Conforme solicitado #34
Coldplay e Drake entram num bar…
Tal e qual a banda Coldplay, a gente também já criou uma intimidade contigo que beira o inconveniente – entramos na sua casa e já metemos a mão na sua geladeira, bebemos a sua cerveja e botamos os pés em cima da mesinha de centro. Mas juro que não é por mal, família. Como já disse Jânio Quadros, sei lá se é uma citação apócrifa, “intimidade gera aborrecimento ou filhos”. Como não queremos nenhum dos dois, vamos devagar.
Mas voltando às analogias, tal e qual o cantor Drake, também não gostamos de trabalhar. O que me lembra que o verso “Trabalho é besteira, o negócio é sambar”, do João Nogueira, é o equivalente ao verso “I was looking for a job, and then I found a job” (com aquela inflexão marota e triste no “and then I found a job”), do Morrissey. Méier e Manchester nunca foram tão diferentes assim, quando você para para pensar.
Nesta edição Gabriel escreve sobre BBB; João também sobre BBB e Arnaldo faz um giro de notícias desse Brasil brasileiro. Além disso, temos o cartum do Arnaldo e as dicas da redação.
Não custa lembrar também que cada edição lindona como essa, que agora tens em mãos, custa tempo e, POR CONSEGUINTE, dinheiro. Daí considere, com carinho e generosidade de vó para neto, desembolsar um qualquer para gente, demorou? Nossos planos são R$15,00 por mês; R$150,00 por ano ou ainda R$250,00, se você decidir ser o nosso “velho da lancha”. Vamo que vamo, meu agiota.

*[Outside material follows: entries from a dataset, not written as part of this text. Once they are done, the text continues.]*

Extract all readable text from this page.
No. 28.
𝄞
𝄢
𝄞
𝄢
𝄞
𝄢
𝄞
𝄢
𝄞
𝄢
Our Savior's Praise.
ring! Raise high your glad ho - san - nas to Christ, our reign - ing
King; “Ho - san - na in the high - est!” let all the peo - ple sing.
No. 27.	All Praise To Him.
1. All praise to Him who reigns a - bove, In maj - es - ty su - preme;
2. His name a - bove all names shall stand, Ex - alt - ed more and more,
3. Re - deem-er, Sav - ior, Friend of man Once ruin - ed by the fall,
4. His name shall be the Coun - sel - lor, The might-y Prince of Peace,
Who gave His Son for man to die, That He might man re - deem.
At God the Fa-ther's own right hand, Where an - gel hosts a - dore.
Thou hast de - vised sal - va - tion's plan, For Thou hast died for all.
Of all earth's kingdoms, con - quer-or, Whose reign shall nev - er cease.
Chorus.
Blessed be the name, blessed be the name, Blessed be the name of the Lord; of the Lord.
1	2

Uma defesa do BBB (não que ele precise etc.)
Gabriel Trigueiro (Instagram: @gabri_eltrigueiro)
Com alguma frequência amigos meus que não assistem ao BBB me perguntam o que há de bom, ou de interessante, nesse negócio. Embora o BBB certamente não precise da minha defesa para absolutamente nada, vou tentar desenvolver aqui um argumento que, assim, é menos uma defesa ou uma justificativa acanhada, e mais uma digressão rápida em voz alta sobre esse troço, ok?
Em primeiro lugar, é importante, muito importante, evitar a resposta errada. Eu não assisto BBB “pelos aspectos antropológicos”, nem pelos “insights sociológicos”, ou por qualquer outra resposta chata e pretensiosa desse tipo. Eu assisto BBB porque o bagulho é divertido pra burro. Ponto.
Além disso, nos seus melhores momentos, é grande TV. A capacidade da equipe de edição do programa de criar e montar arcos dramáticos complexos e interessantes deixa qualquer Thelma Schoonmaker no chinelo, vai por mim.
Mas, assim, se por um lado assistir ao BBB à procura de pistas sociológicas é tão bobo quanto, para usar uma imagem de velho, justificar a compra de uma Playboy por causa da entrevista, a verdade é que as pistas sociológicas estão lá. E a tal da casa mais vigiada do país acaba sendo uma câmara de ressonância de questões sociais que estão sendo discutidas fora dela, não tem jeito.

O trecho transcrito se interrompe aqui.